Pour un concessionnaire, est-il plus payant de vendre une voiture à essence ou électrique ? Même si la demande surpasse généralement l’offre, les marges de profit pour les voitures électriques sont, au mieux, équivalentes à celles des voitures à essence.

Selon Hugo Jeanson, les marges réalisées sur les voitures électriques sont inférieures, en pourcentage, à celles réalisées sur des véhicules à essence de même prix. En dollars, elles se comparent donc à celles de véhicules moins chers.

« On fait moins de marge, mais ce sont des véhicules qui sont le fun à vendre, parce que les gens sont contents. »

« C’est dans la moyenne des véhicules que l’on vend en grande quantité.
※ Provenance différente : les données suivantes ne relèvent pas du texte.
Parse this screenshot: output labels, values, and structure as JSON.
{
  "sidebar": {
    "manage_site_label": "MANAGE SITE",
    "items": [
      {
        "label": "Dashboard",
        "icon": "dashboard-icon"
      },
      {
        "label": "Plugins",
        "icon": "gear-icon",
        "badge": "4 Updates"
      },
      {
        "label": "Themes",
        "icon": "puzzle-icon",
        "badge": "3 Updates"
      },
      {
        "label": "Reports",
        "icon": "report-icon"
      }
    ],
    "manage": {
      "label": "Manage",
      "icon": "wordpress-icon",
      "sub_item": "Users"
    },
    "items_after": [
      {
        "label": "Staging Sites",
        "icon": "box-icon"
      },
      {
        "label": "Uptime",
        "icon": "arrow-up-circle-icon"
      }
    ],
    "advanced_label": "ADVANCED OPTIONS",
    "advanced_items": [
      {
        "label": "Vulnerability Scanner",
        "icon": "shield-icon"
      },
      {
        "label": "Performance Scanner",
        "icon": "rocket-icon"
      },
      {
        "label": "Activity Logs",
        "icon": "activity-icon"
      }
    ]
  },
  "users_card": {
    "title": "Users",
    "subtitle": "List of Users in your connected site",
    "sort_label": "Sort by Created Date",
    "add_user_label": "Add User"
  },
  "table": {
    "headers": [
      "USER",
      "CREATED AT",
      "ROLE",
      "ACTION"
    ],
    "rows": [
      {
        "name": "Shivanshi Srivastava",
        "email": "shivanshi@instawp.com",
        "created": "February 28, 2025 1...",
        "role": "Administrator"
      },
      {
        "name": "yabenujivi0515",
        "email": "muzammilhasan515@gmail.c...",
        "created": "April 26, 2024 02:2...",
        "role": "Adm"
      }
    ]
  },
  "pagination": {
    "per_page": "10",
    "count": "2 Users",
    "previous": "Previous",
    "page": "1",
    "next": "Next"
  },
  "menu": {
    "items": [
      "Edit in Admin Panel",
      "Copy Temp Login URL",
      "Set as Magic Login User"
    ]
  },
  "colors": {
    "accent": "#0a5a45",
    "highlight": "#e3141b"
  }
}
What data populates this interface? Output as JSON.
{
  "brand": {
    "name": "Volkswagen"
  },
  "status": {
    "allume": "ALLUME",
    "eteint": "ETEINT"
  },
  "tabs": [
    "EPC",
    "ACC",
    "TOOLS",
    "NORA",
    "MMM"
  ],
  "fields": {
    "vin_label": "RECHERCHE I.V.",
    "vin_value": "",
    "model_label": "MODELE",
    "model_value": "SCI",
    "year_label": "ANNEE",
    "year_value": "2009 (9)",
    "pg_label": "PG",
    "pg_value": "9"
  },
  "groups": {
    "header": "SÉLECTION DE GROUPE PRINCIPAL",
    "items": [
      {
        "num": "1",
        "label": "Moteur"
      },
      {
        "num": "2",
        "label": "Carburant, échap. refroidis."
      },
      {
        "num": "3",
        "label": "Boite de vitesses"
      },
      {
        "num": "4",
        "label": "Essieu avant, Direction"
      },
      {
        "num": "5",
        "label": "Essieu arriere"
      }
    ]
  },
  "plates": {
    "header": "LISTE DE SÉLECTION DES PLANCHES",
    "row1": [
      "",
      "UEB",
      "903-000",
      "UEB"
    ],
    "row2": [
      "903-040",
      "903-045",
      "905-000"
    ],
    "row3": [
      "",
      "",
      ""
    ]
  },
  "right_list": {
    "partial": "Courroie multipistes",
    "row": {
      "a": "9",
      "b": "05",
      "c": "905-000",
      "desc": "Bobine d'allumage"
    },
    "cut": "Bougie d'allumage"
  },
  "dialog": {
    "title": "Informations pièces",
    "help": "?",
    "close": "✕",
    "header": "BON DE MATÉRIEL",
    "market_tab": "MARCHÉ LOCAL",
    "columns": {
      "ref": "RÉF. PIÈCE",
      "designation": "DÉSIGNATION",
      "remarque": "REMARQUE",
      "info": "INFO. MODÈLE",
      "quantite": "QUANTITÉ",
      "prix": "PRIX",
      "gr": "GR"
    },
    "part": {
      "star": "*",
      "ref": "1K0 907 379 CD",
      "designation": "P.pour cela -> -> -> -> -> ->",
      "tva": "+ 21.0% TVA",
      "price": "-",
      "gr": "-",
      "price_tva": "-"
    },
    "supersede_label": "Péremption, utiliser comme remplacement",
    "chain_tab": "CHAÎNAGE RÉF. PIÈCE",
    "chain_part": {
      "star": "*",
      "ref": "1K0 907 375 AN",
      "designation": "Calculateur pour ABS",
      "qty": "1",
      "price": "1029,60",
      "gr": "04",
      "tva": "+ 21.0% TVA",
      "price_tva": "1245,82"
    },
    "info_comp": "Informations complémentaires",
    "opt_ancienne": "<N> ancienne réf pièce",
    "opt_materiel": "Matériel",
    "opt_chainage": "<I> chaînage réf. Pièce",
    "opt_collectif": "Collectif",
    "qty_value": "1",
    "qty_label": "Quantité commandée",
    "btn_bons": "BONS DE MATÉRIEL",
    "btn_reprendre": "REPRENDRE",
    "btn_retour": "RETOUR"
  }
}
On ne fait pas des coups de circuit quand on vend ça. »

— Jean-François Lussier, de Lussier Chevrolet

« Présentement, elles valent trop cher, juge M. Jeanson. Quand la capacité des batteries va augmenter, pour moins cher, les marges vont pouvoir augmenter et les prix vont diminuer ou se stabiliser. »

Selon lui, ce moment viendra vers 2020 ou 2021.

Par ailleurs, le succès des véhicules électriques reste dépendant des crédits accordés par les gouvernements, selon M. Lussier.

« C’est sûr que si, dans le budget, le rabais du gouvernement était tombé, moi, j’avais un jardin de voitures électriques chez nous. »

En Ontario, l’élimination de la subvention gouvernementale a provoqué une baisse importante des ventes.